Residents of the gardens and people living in the St Mildred’s area of the city have long complained that the gardens are magnet for troublemakers and a well-worn path for people moving between night time venues.
SMACS, the local residents’ group, is calling for all six entrances to the park to be closed to prevent anyone not living there getting in.
This is one of two action plans the council is considering. The other is to close the entrance at Watling Street opposite the bus station and the one in Watling Street car park with pedestrians diverted along the City Wall.
If either was implemented, it would be for one-year trial.
But the authority already appears to be leaning towards a third option: taking no action at all.
A report by transportation manager Richard Moore going before councillors next week says that closing all six gates would cost an estimated £12,400 per year plus £50,000 to create lockable gates.
Closing two would incur a yearly cost of £6,000 plus a £14,000 initial outlay.
Mr Moore said: “The council has an aspiration to obtain Green Flag status for the Dane John Gardens and measures to make the park more peaceful at night, thereby reducing the likelihood that residents will be disturbed by anti-social behaviour, may need to be implemented in order to help achieve this.
“Closing some entrances from the city centre into the gardens at night could help to reduce some noise problems, particularly directly outside residential properties next to the path through the park.

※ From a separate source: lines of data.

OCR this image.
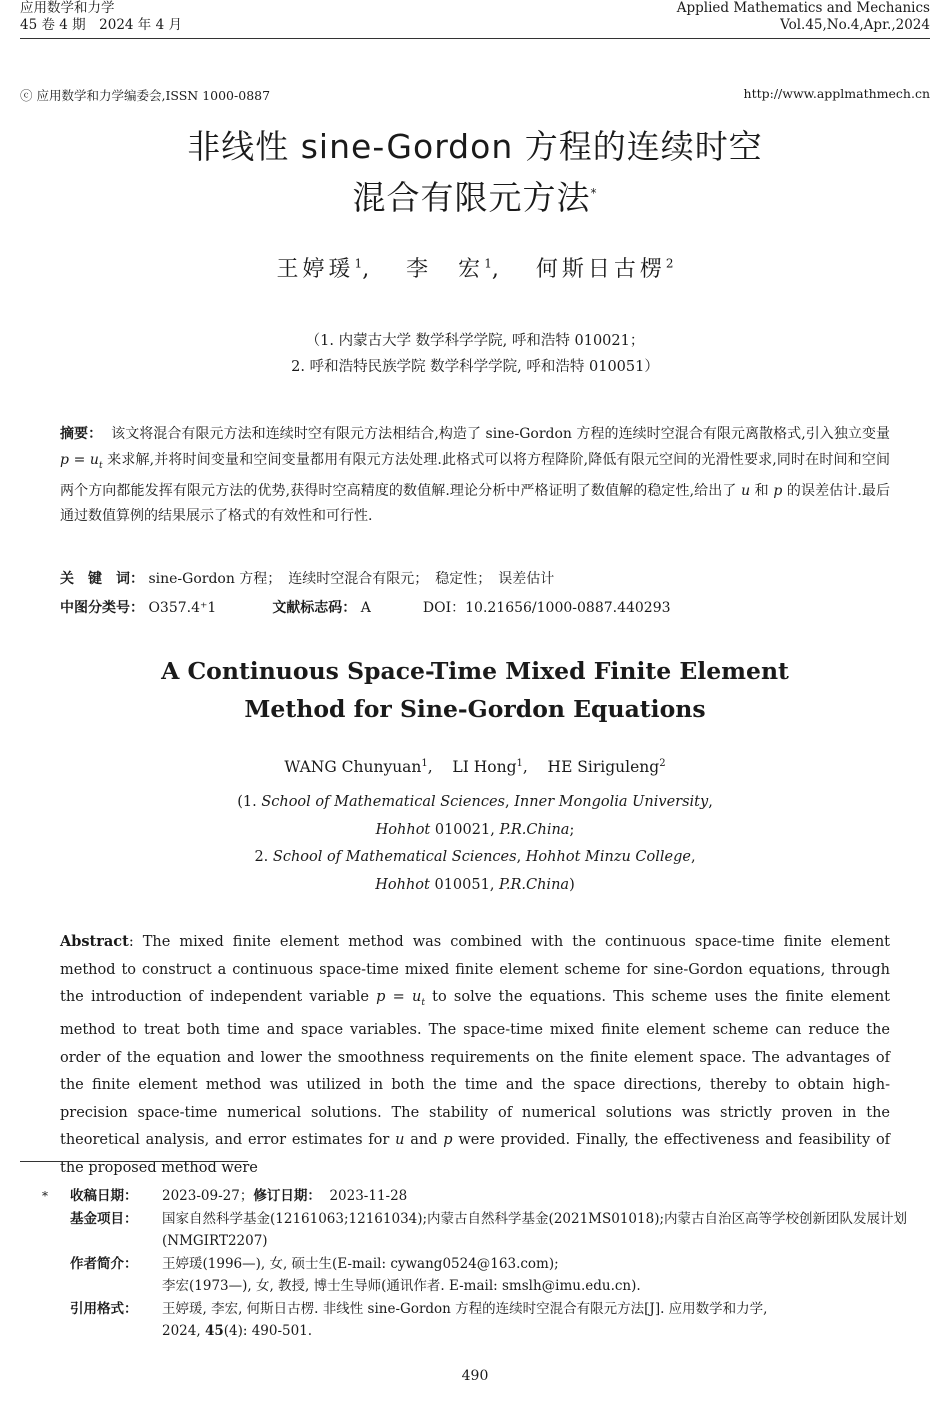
应用数学和力学
45 卷 4 期　2024 年 4 月
Applied Mathematics and Mechanics
Vol.45,No.4,Apr.,2024
ⓒ 应用数学和力学编委会,ISSN 1000-0887	http://www.applmathmech.cn
非线性 sine-Gordon 方程的连续时空
混合有限元方法*
王婷瑗$^1$,   李　宏$^1$,   何斯日古楞$^2$
（1. 内蒙古大学 数学科学学院, 呼和浩特 010021；
2. 呼和浩特民族学院 数学科学学院, 呼和浩特 010051）
摘要： 该文将混合有限元方法和连续时空有限元方法相结合,构造了 sine-Gordon 方程的连续时空混合有限元离散格式,引入独立变量 $p = u_t$ 来求解,并将时间变量和空间变量都用有限元方法处理.此格式可以将方程降阶,降低有限元空间的光滑性要求,同时在时间和空间两个方向都能发挥有限元方法的优势,获得时空高精度的数值解.理论分析中严格证明了数值解的稳定性,给出了 u 和 p 的误差估计.最后通过数值算例的结果展示了格式的有效性和可行性.
关　键　词： sine-Gordon 方程；　连续时空混合有限元；　稳定性；　误差估计
中图分类号： O357.4⁺1	文献标志码： A	DOI：10.21656/1000-0887.440293
A Continuous Space-Time Mixed Finite Element
Method for Sine-Gordon Equations
WANG Chunyuan$^1$,    LI Hong$^1$,    HE Siriguleng$^2$
(1. School of Mathematical Sciences, Inner Mongolia University,
Hohhot 010021, P.R.China;
2. School of Mathematical Sciences, Hohhot Minzu College,
Hohhot 010051, P.R.China)
Abstract: The mixed finite element method was combined with the continuous space-time finite element method to construct a continuous space-time mixed finite element scheme for sine-Gordon equations, through the introduction of independent variable $p = u_t$ to solve the equations. This scheme uses the finite element method to treat both time and space variables. The space-time mixed finite element scheme can reduce the order of the equation and lower the smoothness requirements on the finite element space. The advantages of the finite element method was utilized in both the time and the space directions, thereby to obtain high-precision space-time numerical solutions. The stability of numerical solutions was strictly proven in the theoretical analysis, and error estimates for u and p were provided. Finally, the effectiveness and feasibility of the proposed method were
*	收稿日期：	2023-09-27；修订日期： 2023-11-28
基金项目：	国家自然科学基金(12161063;12161034);内蒙古自然科学基金(2021MS01018);内蒙古自治区高等学校创新团队发展计划(NMGIRT2207)
作者简介：	王婷瑗(1996—), 女, 硕士生(E-mail: cywang0524@163.com);
李宏(1973—), 女, 教授, 博士生导师(通讯作者. E-mail: smslh@imu.edu.cn).
引用格式：	王婷瑗, 李宏, 何斯日古楞. 非线性 sine-Gordon 方程的连续时空混合有限元方法[J]. 应用数学和力学,
2024, 45(4): 490-501.
490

“However, without being able to close the bridge across the city wall, it is unlikely that closure of other gates would have enough impact to warrant a trial – given that the available route would be along the city wall at the park’s perimeter, which we have been advised by resisents as one of the sources of noise nuisance.
“On balance officers consider the cost of the trial to be disproportionate to the likelihood of success.”
The issue will be discussed at the council’s newly convened Canterbury Forum which meets for the first time in St Peter’s Methodist Church Hall, St Peter’s Street, at 7pm on Monday, September 1o.